Une nouvelle épidémie, une réaction en ligne familière

À mesure que se répandaient des informations sur une épidémie de hantavirus ayant commencé à bord du navire de croisière MV Hondius, les communautés complotistes et les arnaqueurs de la santé ont agi avec une vitesse frappante pour façonner le récit en ligne. Selon un reportage de WIRED, les plateformes sociales ont rapidement été inondées d’affirmations contradictoires reliant l’épidémie à des schémas de contrôle de la population, à de fausses affirmations sur les vaccins contre la Covid-19 et à des promotions de l’ivermectine.

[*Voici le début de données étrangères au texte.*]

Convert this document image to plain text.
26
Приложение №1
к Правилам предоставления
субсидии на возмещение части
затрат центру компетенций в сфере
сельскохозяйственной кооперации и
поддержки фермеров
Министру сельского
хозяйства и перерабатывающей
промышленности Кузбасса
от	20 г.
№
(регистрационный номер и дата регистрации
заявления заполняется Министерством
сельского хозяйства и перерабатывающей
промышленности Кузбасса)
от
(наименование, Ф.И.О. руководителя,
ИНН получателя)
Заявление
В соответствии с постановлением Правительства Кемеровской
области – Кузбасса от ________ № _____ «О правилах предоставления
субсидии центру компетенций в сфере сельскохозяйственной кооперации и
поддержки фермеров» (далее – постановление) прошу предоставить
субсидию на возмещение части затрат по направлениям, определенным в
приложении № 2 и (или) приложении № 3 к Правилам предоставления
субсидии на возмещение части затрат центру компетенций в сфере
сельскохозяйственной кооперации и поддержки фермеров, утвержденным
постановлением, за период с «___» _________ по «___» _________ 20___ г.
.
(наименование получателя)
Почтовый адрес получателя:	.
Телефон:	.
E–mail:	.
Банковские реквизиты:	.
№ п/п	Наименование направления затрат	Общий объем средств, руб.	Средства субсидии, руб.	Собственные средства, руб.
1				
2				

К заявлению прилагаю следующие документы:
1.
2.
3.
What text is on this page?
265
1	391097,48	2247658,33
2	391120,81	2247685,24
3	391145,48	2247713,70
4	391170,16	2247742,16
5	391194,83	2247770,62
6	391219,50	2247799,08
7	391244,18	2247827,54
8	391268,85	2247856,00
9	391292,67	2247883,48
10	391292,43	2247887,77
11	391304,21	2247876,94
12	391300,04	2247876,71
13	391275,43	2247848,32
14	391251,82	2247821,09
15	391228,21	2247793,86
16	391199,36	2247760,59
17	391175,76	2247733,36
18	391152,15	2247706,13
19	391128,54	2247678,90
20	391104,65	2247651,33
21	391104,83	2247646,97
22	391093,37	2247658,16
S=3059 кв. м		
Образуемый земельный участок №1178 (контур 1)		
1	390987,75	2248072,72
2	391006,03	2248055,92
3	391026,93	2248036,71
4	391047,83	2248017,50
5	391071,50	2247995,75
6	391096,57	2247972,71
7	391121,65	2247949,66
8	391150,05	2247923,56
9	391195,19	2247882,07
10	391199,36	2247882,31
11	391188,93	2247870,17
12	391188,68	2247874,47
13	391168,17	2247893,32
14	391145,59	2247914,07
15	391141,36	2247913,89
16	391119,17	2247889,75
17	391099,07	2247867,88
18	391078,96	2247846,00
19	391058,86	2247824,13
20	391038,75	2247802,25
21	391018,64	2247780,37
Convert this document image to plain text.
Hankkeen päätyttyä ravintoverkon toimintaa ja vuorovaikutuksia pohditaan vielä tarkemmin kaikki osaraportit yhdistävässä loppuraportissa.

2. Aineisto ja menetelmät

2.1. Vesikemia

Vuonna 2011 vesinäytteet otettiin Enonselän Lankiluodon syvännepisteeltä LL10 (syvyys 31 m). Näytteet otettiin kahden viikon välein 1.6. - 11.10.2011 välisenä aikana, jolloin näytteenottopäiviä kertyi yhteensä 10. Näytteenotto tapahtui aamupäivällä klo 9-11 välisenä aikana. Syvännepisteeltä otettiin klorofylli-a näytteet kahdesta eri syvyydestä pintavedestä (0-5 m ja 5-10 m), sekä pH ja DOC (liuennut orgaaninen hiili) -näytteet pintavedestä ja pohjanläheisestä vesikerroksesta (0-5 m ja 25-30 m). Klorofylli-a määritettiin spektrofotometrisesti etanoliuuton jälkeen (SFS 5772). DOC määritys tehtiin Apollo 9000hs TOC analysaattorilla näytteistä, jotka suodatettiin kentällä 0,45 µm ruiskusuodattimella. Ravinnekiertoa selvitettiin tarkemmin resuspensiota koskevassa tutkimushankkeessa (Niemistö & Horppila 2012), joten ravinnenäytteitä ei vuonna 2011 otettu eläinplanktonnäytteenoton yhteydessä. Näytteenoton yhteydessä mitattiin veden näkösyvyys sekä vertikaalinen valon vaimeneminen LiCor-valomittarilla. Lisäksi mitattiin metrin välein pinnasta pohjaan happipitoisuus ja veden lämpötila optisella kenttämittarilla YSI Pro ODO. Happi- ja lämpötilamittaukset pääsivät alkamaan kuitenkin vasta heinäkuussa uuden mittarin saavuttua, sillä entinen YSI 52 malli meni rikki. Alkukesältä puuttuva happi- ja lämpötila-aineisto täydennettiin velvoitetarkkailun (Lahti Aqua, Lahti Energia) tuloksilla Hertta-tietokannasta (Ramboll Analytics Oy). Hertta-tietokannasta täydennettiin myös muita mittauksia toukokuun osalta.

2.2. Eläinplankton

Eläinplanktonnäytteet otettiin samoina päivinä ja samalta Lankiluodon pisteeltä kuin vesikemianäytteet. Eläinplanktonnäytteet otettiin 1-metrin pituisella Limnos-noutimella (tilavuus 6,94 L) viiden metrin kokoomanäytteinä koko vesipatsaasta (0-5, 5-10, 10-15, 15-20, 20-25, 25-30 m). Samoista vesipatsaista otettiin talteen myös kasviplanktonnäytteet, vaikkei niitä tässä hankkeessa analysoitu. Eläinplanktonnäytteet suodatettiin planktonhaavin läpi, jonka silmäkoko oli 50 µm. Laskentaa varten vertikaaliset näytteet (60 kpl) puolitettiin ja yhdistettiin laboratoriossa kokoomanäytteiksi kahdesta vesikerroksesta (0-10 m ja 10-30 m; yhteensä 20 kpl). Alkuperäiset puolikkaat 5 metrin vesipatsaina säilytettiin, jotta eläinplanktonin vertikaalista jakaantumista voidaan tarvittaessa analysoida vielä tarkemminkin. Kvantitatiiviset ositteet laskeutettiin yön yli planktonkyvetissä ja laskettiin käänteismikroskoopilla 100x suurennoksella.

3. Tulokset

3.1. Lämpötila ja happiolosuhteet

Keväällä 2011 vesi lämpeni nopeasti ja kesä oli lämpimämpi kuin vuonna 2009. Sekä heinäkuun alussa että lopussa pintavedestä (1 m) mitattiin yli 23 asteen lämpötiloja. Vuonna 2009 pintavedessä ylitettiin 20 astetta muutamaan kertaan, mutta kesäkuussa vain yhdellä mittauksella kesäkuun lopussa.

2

Le schéma compte, car l’histoire de la maladie et celle de la désinformation arrivent désormais presque en même temps. Pendant la pandémie de Covid-19, les récits de santé mensongers mettaient souvent du temps à s’organiser avant d’atteindre une certaine ampleur. Le nouveau reportage suggère que, pour les foyers émergents, l’infrastructure de la confusion est déjà en place. Les influenceurs, comptes conspirationnistes et opportunistes commerciaux semblent capables de recycler des modèles affinés des années plus tôt, puis de les greffer à n’importe quel nouvel événement de santé publique qui entre dans le cycle de l’actualité.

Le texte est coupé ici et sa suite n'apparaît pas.